Lors de son intervention, le Premier ministre Jean-Claude Juncker est parti du constat que toutes nos actions, qu’elles soient européennes, nationales, régionales ou urbaines, sont placées dans le contexte du cadre global de l’Union économique et monétaire. Dans ce contexte, le Premier ministre luxembourgeois a rappelé que s’il n’y avait pas eu l’euro, les situations économiques européenne, nationales et locales se seraient largement empirées par rapport à ce que nous connaissons aujourd’hui. "S’il n’y avait pas eu l’euro, nous nous trouverions en Europe dans une guerre fratricide entre les différentes monnaies nationales. S’il n’y avait pas eu la discipline budgétaire qu’impose la monnaire unique, les banques centrales nationales, avec 17 monnaies nationales, n'auraient pas pu formuler une réponse cohérente et conséquente, et donc, il y aurait eu une guerre d’appréciation et de dévaluation, le chômage serait plus élevé, les taux de croissances déjà faibles seraient encore plus faibles", a souligné le Premier ministre. "L’euro a donc protégé les différentes économies européennes et l’Europe dans son ensemble."
Jean-Claude Juncker a ensuite fait remarquer qu’au cours des années écoulées, il y avait eu des débats superficiels, superflus et souvent nocifs, en rappelant entre autre l’interrogation sur la survie ou la mort de la zone euro, la discussion sur la place publique sur des hypothèses malsaines qui voulaient qu’un ou plusieurs pays pouvaient être invités à quitter la zone euro, ou encore le débat féroce entre ceux qui voulaient établir une ligne de démarcation entre les pays du Nord soi-disant vertueux et les pays du Sud soi-disant insuffisamment sérieux. "Tous ces débats sont heureusement aujourd’hui derrière nous, puisque plus personne ne doute de la capacité de l’euro de survivre aux défis qui sont actuellement les nôtres", s’est félicité le Premier ministre luxembourgeois. "Au contraire, nous sommes en train de réfléchir s’il ne conviendrait pas d’élargir le nombre d’États membres de la zone euro."

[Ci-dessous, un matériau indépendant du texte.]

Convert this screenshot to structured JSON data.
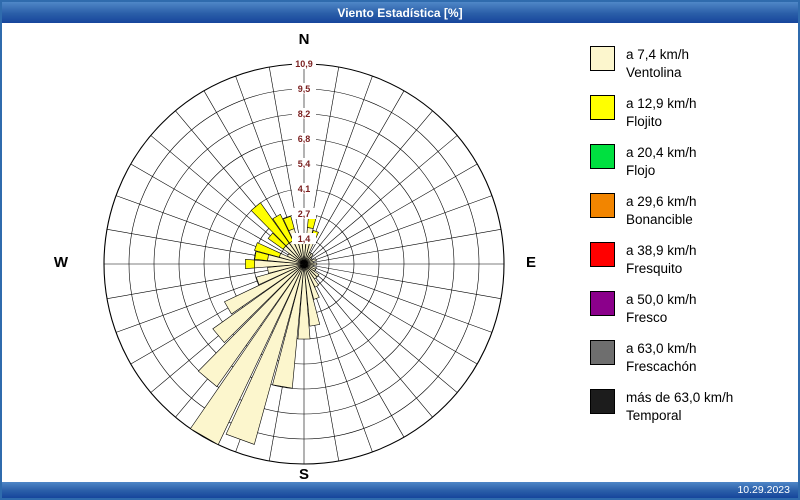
{
  "window": {
    "title": "Viento Estadística [%]",
    "date": "10.29.2023"
  },
  "compass": {
    "north": "N",
    "east": "E",
    "south": "S",
    "west": "W"
  },
  "legend": {
    "items": [
      {
        "color": "#FCF6CD",
        "speed": "a 7,4 km/h",
        "name": "Ventolina"
      },
      {
        "color": "#FFFF00",
        "speed": "a 12,9 km/h",
        "name": "Flojito"
      },
      {
        "color": "#00E040",
        "speed": "a 20,4 km/h",
        "name": "Flojo"
      },
      {
        "color": "#F28500",
        "speed": "a 29,6 km/h",
        "name": "Bonancible"
      },
      {
        "color": "#FF0000",
        "speed": "a 38,9 km/h",
        "name": "Fresquito"
      },
      {
        "color": "#8B008B",
        "speed": "a 50,0 km/h",
        "name": "Fresco"
      },
      {
        "color": "#6E6E6E",
        "speed": "a 63,0 km/h",
        "name": "Frescachón"
      },
      {
        "color": "#1C1C1C",
        "speed": "más de 63,0 km/h",
        "name": "Temporal"
      }
    ]
  },
  "chart_data": {
    "type": "windrose-polar",
    "title": "Viento Estadística [%]",
    "units": "%",
    "sector_width_deg": 10,
    "max": 10.9,
    "ring_values": [
      1.4,
      2.7,
      4.1,
      5.4,
      6.8,
      8.2,
      9.5,
      10.9
    ],
    "ring_labels": [
      "1,4",
      "2,7",
      "4,1",
      "5,4",
      "6,8",
      "8,2",
      "9,5",
      "10,9"
    ],
    "ring_label_color": "#7a1f1f",
    "directions_deg": [
      0,
      10,
      20,
      30,
      40,
      50,
      60,
      70,
      80,
      90,
      100,
      110,
      120,
      130,
      140,
      150,
      160,
      170,
      180,
      190,
      200,
      210,
      220,
      230,
      240,
      250,
      260,
      270,
      280,
      290,
      300,
      310,
      320,
      330,
      340,
      350
    ],
    "series": [
      {
        "name": "Ventolina",
        "color": "#FCF6CD",
        "values": [
          1.4,
          2.0,
          1.4,
          0.7,
          0.7,
          0.5,
          0.5,
          0.7,
          0.5,
          0.7,
          0.5,
          0.7,
          0.7,
          1.0,
          1.0,
          1.4,
          2.0,
          3.4,
          4.1,
          6.8,
          10.2,
          10.9,
          8.2,
          6.1,
          4.8,
          2.7,
          2.0,
          2.7,
          2.0,
          1.4,
          1.0,
          1.4,
          1.4,
          1.4,
          2.0,
          1.4
        ]
      },
      {
        "name": "Flojito",
        "color": "#FFFF00",
        "values": [
          0,
          0.7,
          0.5,
          0,
          0,
          0,
          0,
          0,
          0,
          0,
          0,
          0,
          0,
          0,
          0,
          0,
          0,
          0,
          0,
          0,
          0,
          0,
          0,
          0,
          0,
          0,
          0,
          0.5,
          0.7,
          1.4,
          0,
          1.0,
          2.7,
          1.6,
          0.7,
          0
        ]
      }
    ]
  }
}
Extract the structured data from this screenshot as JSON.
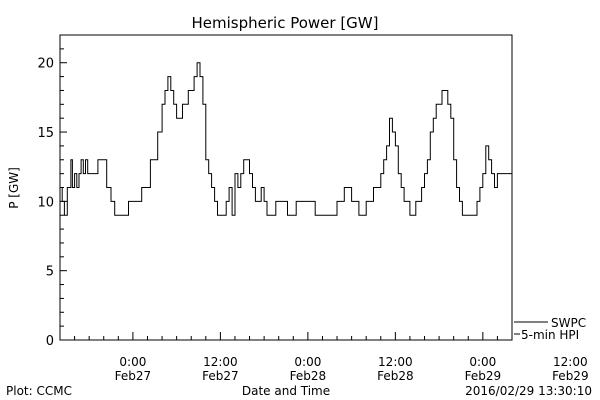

Par ailleurs, le Premier ministre Juncker a noté que le fait régional est en train de gagner en importance:" Il faut avoir à l’esprit que 65% des investissements en capital sont générées par les régions et par les villes. Nous constatons déjà aujourd’hui que le fait régional est en termes économiques et sociaux d’une importance primordiale". Et d’enchaîner: "Vu l’importance économique, budgétaire et sociale des régions et des villes, vu l’importances des investissements, vu l’importance des banques régionales, il est évident à mes yeux que les régions et les villes doivent trouver une meilleure place dans ce qu’il est convenu d’appeler le semestre européen." Jean-Claude Juncker a donc appelé la Commission européenne, dans son examen annuel de croissance, d’accorder l’importance qui lui revient à l’examen des effets que produisent les politiques de consolidation sur les politiques régionales et les politiques locales. "De même, lorsqu’il s’agit de préparer les programmes de stabilité et de croissance, lorsqu’il s’agit de préparer les programmes de convergence, lorsqu’il s’agit de préparer les programmes nationaux de réforme, de formuler les lignes directrices en matière d’emploi, il serait sage et recommandable que l’on prenne davantage en compte le fait régional, puisque les régions et les villes sont devenues des acteurs économiques et sociaux de première importance." Et de conclure: "Le constat pour alimenter le débat sur le Semestre européen doit être localisé au niveau national, mais les régions nationales et les centres urbains nationaux doivent participer au débat."